At times I feel the pain of everyone around me, all the health and mental insecurities are felt as strange "brain-sensations" and rushes within the central nervous system. This, I now realise is what I was experiencing during my anxious period, but I had no means to understand or use it. I think this could well be the case with many people who suffer from cannabis anxiety and indeed I have seen it disappear from others by the psychedelics. My before-mentioned friend no longer experiences this and is now into psychedelics and outputs his thoughts on the world through writing, he found them by means other than myself or my friend group. Another friend who never could stand weed had the same revelations as I after HBWR seeds, he claimed I was "In his head" showing him things.

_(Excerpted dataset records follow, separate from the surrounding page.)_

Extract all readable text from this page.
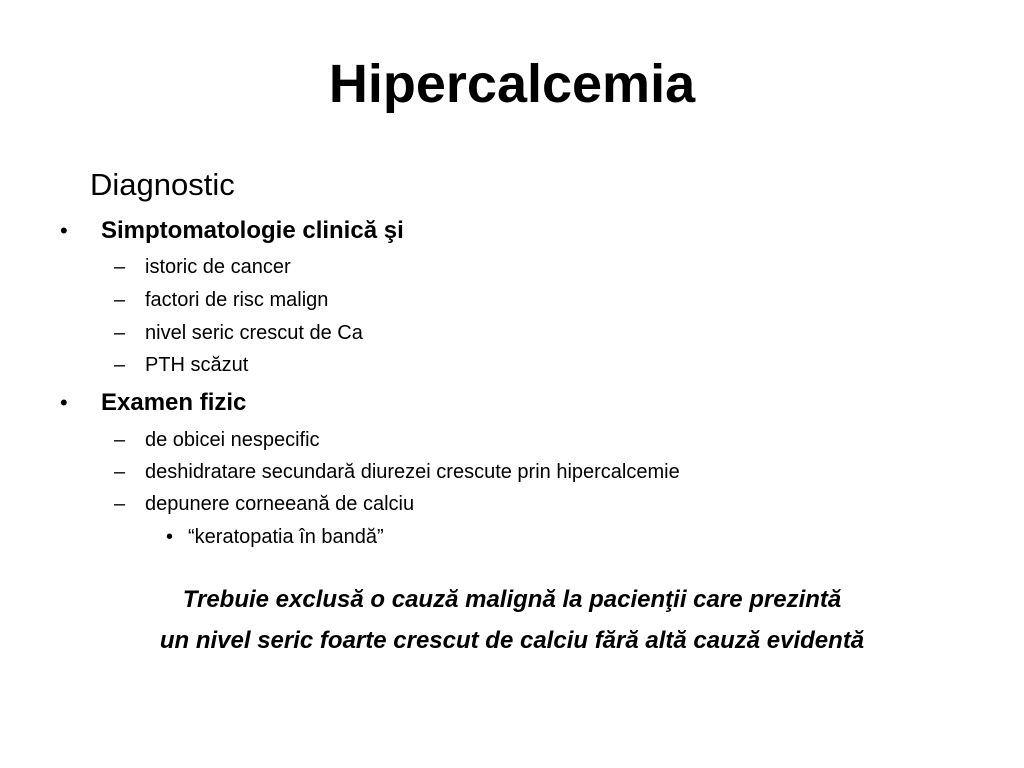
Hipercalcemia
Diagnostic
• Simptomatologie clinică şi
– istoric de cancer
– factori de risc malign
– nivel seric crescut de Ca
– PTH scăzut
• Examen fizic
– de obicei nespecific
– deshidratare secundară diurezei crescute prin hipercalcemie
– depunere corneeană de calciu
• “keratopatia în bandă”
Trebuie exclusă o cauză malignă la pacienţii care prezintă
un nivel seric foarte crescut de calciu fără altă cauză evidentă
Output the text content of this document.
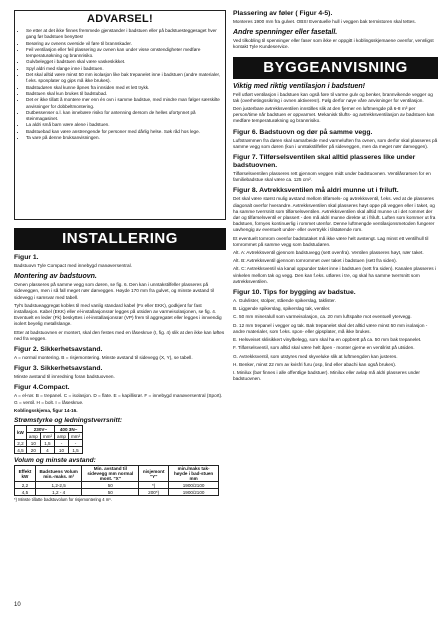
ADVARSEL!
• Se etter at det ikke finnes fremmede gjenstander i badstuen eller på badstuesteggesaget hver gang før badstuen benyttes!
• Berøring av ovnens overside vil føre til brannskader.
• Feil ventilasjon eller feil plassering av ovnen kan under visse omstendigheter medføre temperaturøkning og brannrisiko.
• Gulvbelegget i badstuen skal være vaskeskikket.
• Spyl aldri med slange inne i badstuen.
• Det skal alltid være minst 50 mm isolasjon like bak trepanelet inne i badstuen (andre materialer, f.eks. sponplater og gips må ikke brukes).
• Badstudøren skal kunne åpnes fra innsiden med et lett trykk.
• Badstuen skal kun brukes til badstubad.
• Det er ikke tillatt å montere mer enn én ovn i samme badstue, med mindre man følger særskilte anvisninger for dobbeltmontering.
• Dutbessenser o.l. kan innebære risiko for antenning dersom de helles ufortynnet på steinmagasinet.
• La aldri små barn være alene i badstuen.
• Badstuebad kan være anstrengende for personer med dårlig helse. Søk råd hos lege.
• Ta vare på denne bruksanvisningen.
INSTALLERING
Figur 1.

Badstuovn Tyle Compact med innebygd manøversentral.

Montering av badstuovn.

Ovnen plasseres på samme vegg som døren, se fig. 6. Den kan i unntakstilfeller plasseres på sideveggen, men i så fall meget nær dørveggen. Høyde 170 mm fra gulvet, og minste avstand til sidevegg i samsvar med tabell.

Tyl's badstueaggregat kobles til med vanlig standard kabel (Fx eller EKK), godkjent for fast installasjon. Kabel (EKK) eller el-installasjonsrør legges på utsiden av varmeisolasjonen, se fig. 4. Eventuelt en leder (Fk) beskyttes i el-installasjonsrør (VP) frem til aggregatet eller legges i innvendig isolert beyelig metallslange.

Etter at badstuovnen er montert, skal den festes med en låseskrue (I, fig. 4) slik at den ikke kan løftes ned fra veggen.

Figur 2. Sikkerhetsavstand.

A = normal montering. B = risjemontering. Minste avstand til sidevegg (X, Y), se tabell.

Figur 3. Sikkerhetsavstand.

Minste avstand til innredning foran badstuovnen.

Figur 4.Compact.

A = el-rør. B = trepanel. C = isolasjon. D = flate. E = kapillisrør. F = innebygd manøversentral (Sport). G = ventil. H = bolt. I = låseskrue.

Koblingsskjema, figur 14-16.

Strømstyrke og ledningstverrsnitt:
kW	230V~		400 3N~	
	amp	mm²	amp	mm²
2,2	10	1,5	-	-
4,5	20	4	10	1,5
Volum og minste avstand:
Effekt kW	Badstuens Volum min.-maks. m³	Min. avstand til sidevegg mm normal mont. "X"	nisjemont "Y"	min./maks tak-høyde i bad-stuen mm
2,2	1,2-2,5	50	*)	1900/2100
4,5	1,2 - 4	50	200*)	1900/2100
*) Minste tillatte badstuvolum for risjemontering 4 m³.
Plassering av føler ( Figur 4-5).

Monteres 1900 mm fra gulvet. OBS! Eventuelle hull i veggen bak termistoren skal tettes.

Andre spenninger eller fasetall.

Ved tilkobling til spenninger eller faser som ikke er oppgitt i koblingsskjemaene ovenfor, vennligst kontakt Tyle Kundeservice.

BYGGEANVISNING
Viktig med riktig ventilasjon i badstuen!

Fell utført ventilasjon i badstuen kan også føre til varme gulv og benker, brannvikende vegger og tak (overhetingssikring i ovnen aktiveres!). Følg derfor nøye våre anvisninger for ventilasjon.

Den justerbare avtrekksventilen innstilles slik at den fjerner en luftmengde på 6-8 m³ per person/time når badstuen er oppvarmet. Mekanisk tilufts- og avtrekksventilasjon av badstuen kan medføre temperaturøkning og brannrisiko.

Figur 6. Badstuovn og dør på samme vegg.

Luftstrømmen fra døren skal samarbeide med varmeluften fra ovnen, som derfor skal plasseres på samme vegg som døren (kun i unntakstilfeller på sideveggen, men da meget nær dørveggen).

Figur 7. Tilførselsventilen skal alltid plasseres like under badstuovnen.

Tilførselsventilen plasseres rett gjennom veggen midt under badstuovnen. Ventilåsrørsen for en familiebadstue skal være ca. 125 cm².

Figur 8. Avtrekksventilen må aldri munne ut i friluft.

Det skal være størst mulig avstand mellom tilførsels- og avtrekksventil, f.eks. ved at de plasseres diagonalt overfor hverandre. Avtrekksventilen skal plasseres høyt oppe på veggen eller i taket, og ha samme tverrsnitt som tilførselsventilen. Avtrekksventilen skal alltid munne ut i det rommet der dør og tilførselsventil er plassert - den må aldri munne direkte ut i friluft. Luften som kommer ut fra badstuen, fornyes kontinuerlig i rommet utenfor. Denne luftmengde ventilasjonsmetoden fungerer uavhengig av eventuelt under- eller overtrykk i tilstøtende rom.

Et eventuelt tomrom ovenfor badstutaket må ikke være helt avstengt. Lag minst ett ventilhull til tomrommet på samme vegg som badstudøren.

Alt. A: Avtrekksventil gjennom badstuvegg (sett ovenfra). Ventilen plasseres høyt, nær taket.

Alt. B: Avtrekksventil gjennom tomrommet over taket i badstuen (sett fra siden).

Alt. C: Avtrekksventil via kanal oppunder taket inne i badstuen (sett fra siden). Kanalen plasseres i vinkelen mellom tak og vegg. Den kan f.eks. utføres i tre, og skal ha samme tverrsnitt som avtrekksventilen.

Figur 10. Tips for bygging av badstue.

A. Gulvlister, stolper, stående spikerslag, taklister.

B. Liggende spikerslag, spikerslag tak, ventiler.

C. 50 mm mineralull som varmeisolasjon, ca. 20 mm luftspalte mot eventuell ytervegg.

D. 12 mm trepanel i vegger og tak. Bak trepanelet skal det alltid være minst 50 mm isolasjon - andre materialer, som f.eks. spon- eller gipsplater, må ikke brukes.

E. Helsveiset sklisikkert vinylbelegg, som skal ha en oppbrett på ca. 50 mm bak trepanelet.

F. Tilførselsventil, som alltid skal være helt åpen - monter gjerne en ventilrist på utsiden.

G. Avtrekksventil, som utstyres med skyveluke slik at luftmengden kan justeres.

H. Benker, minst 22 mm av kvisfri furu (osp, lind eller abachi kan også brukes).

I. Minilux (bør finnes i alle offentlige badstuer). Minilux eller avlap må aldri plasseres under badstuovnen.

10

It is my great desire to train as a shaman and to heal, I feel like that is where I am being directed towards. But there is little means to do so and for now I am patiently going through university and learning how to interact with people with completely different heads from me.
I can't possibly put everything I've experienced and all the connections I've made here, this is long enough.
I come to you all with open arms and I hope we can learn from each other.